Many farmers will have heard about upcoming changes to the ‘Annual Investment Allowance’, but not everyone understands what this is, and how it might be relevant to your business.

A common misconception is that the net profit shown by the annual accounts is the figure used to calculate the business’ income tax liability, but in fact this isn’t true in most cases.  When you consider how the accounts are prepared, this isn’t as surprising as you might first think…

Your business accounts are prepared in accordance with a set of international accounting standards which are intended to provide consistency in how financial accounts are presented across the world.  However every country has its own tax regime, and the tax rules can change very frequently.  Therefore whilst your accounts are prepared using this relatively stable set of international accounting principles, your tax return is prepared according to the frequently changing rules of the UK tax authorities.  The two might be similar, but they aren’t identical.

In a farming business one of the most significant differences between your financial accounts and the income tax computation, is the way in which plant and equipment is treated.  In your P&L accounts the plant and equipment will be ‘depreciated’, most likely using the reducing balance method.  This means that an estimate is made of the portion of the machine’s initial cost considered attributable to that accounting year.  The calculation is designed in such a way as to apportion the greatest amount to the years soonest after purchase (the rate at which a piece of equipment reduces in value reduces over time).  The ‘depreciation’ for a piece of equipment appears as an expense in your P&L account, and commonly a figure of between 15 and 25% depreciation will be used.

Whilst depreciating these assets is the internationally recognised convention when preparing financial accounts that show a ‘fair and true’ picture of the trading of the business, for current UK income tax purposes, depreciation is not ‘allowable’ and will be added back to the net profit when making tax calculations.    Businesses are instead able to use the Annual Investment Allowance (AIA), a tax incentive designed to encourage investment in plant and machinery.  The AIA permits a business to offset the full initial price of qualifying items of plant and equipment, up to an annual limit, against business profits – the business is then taxed on this (often very greatly) reduced amount.

AIA is available on a wide range of plant and equipment, including most tractors, implements, and commercial vehicles (but not cars).  The limit allowed in any tax year has fluctuated over the years but was £200,000 in 2018 before being extended to £1 million for a period of two years.

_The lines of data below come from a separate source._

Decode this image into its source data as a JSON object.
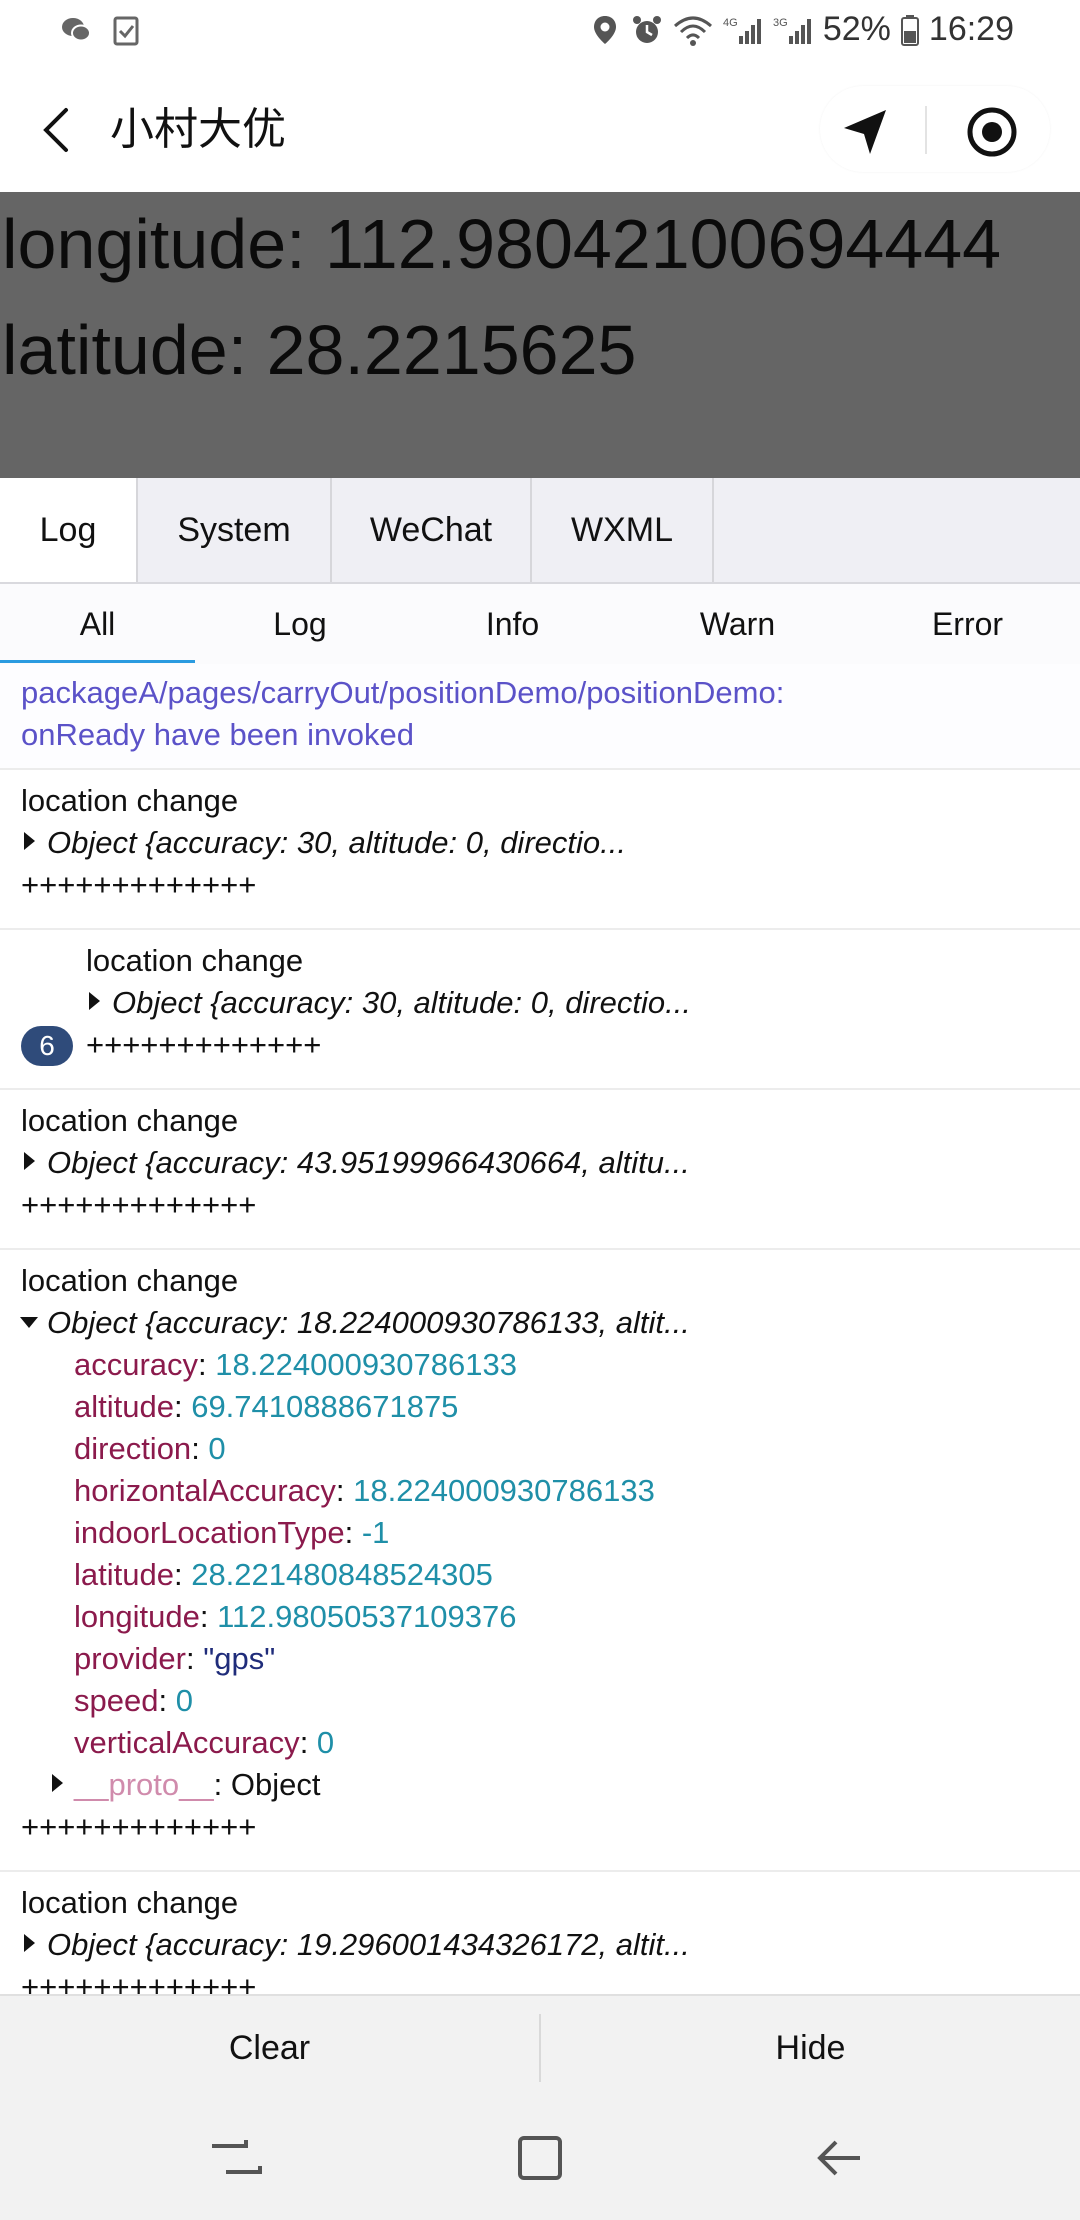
{
  "status_bar": {
    "battery": "52%",
    "time": "16:29",
    "left_icons": [
      "wechat-icon",
      "clipboard-check-icon"
    ],
    "right_icons": [
      "location-pin-icon",
      "alarm-icon",
      "wifi-icon",
      "signal-4g-icon",
      "signal-3g-icon",
      "battery-icon"
    ]
  },
  "navbar": {
    "title": "小村大优",
    "icons": [
      "back-arrow-icon",
      "location-arrow-icon",
      "record-icon"
    ]
  },
  "coords": {
    "longitude": "longitude: 112.98042100694444",
    "latitude": "latitude: 28.2215625"
  },
  "tabs": [
    "Log",
    "System",
    "WeChat",
    "WXML"
  ],
  "active_tab": "Log",
  "subtabs": [
    "All",
    "Log",
    "Info",
    "Warn",
    "Error"
  ],
  "active_subtab": "All",
  "log": {
    "info_line1": "packageA/pages/carryOut/positionDemo/positionDemo:",
    "info_line2": "onReady have been invoked",
    "entry1": {
      "title": "location change",
      "object": "Object {accuracy: 30, altitude: 0, directio...",
      "sep": "+++++++++++++"
    },
    "entry2": {
      "title": "location change",
      "object": "Object {accuracy: 30, altitude: 0, directio...",
      "sep": "+++++++++++++",
      "repeat_count": "6"
    },
    "entry3": {
      "title": "location change",
      "object": "Object {accuracy: 43.95199966430664, altitu...",
      "sep": "+++++++++++++"
    },
    "entry4": {
      "title": "location change",
      "object": "Object {accuracy: 18.224000930786133, altit...",
      "fields": {
        "accuracy_key": "accuracy",
        "accuracy_val": "18.224000930786133",
        "altitude_key": "altitude",
        "altitude_val": "69.7410888671875",
        "direction_key": "direction",
        "direction_val": "0",
        "horizontalAccuracy_key": "horizontalAccuracy",
        "horizontalAccuracy_val": "18.224000930786133",
        "indoorLocationType_key": "indoorLocationType",
        "indoorLocationType_val": "-1",
        "latitude_key": "latitude",
        "latitude_val": "28.221480848524305",
        "longitude_key": "longitude",
        "longitude_val": "112.98050537109376",
        "provider_key": "provider",
        "provider_val": "\"gps\"",
        "speed_key": "speed",
        "speed_val": "0",
        "verticalAccuracy_key": "verticalAccuracy",
        "verticalAccuracy_val": "0",
        "proto_key": "__proto__",
        "proto_val": "Object"
      },
      "sep": "+++++++++++++"
    },
    "entry5": {
      "title": "location change",
      "object": "Object {accuracy: 19.296001434326172, altit...",
      "sep": "+++++++++++++"
    }
  },
  "actions": {
    "clear": "Clear",
    "hide": "Hide"
  },
  "system_nav": [
    "recents-icon",
    "home-icon",
    "back-icon"
  ]
}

This two year period concludes on 31 December 2020 after which the AIA goes back down to £200,000.

Where you are intending to invest in plant and equipment in the coming months it is essential you contact your accountant ASAP.  There are transitional rules around the reduction of the AIA which can result in allowances being lost (even if the business is still under the £200k threshold) where the year-end straddles 31 December 2020.  The timing of investment is critical and your timely communication will ensure you don’t lose out!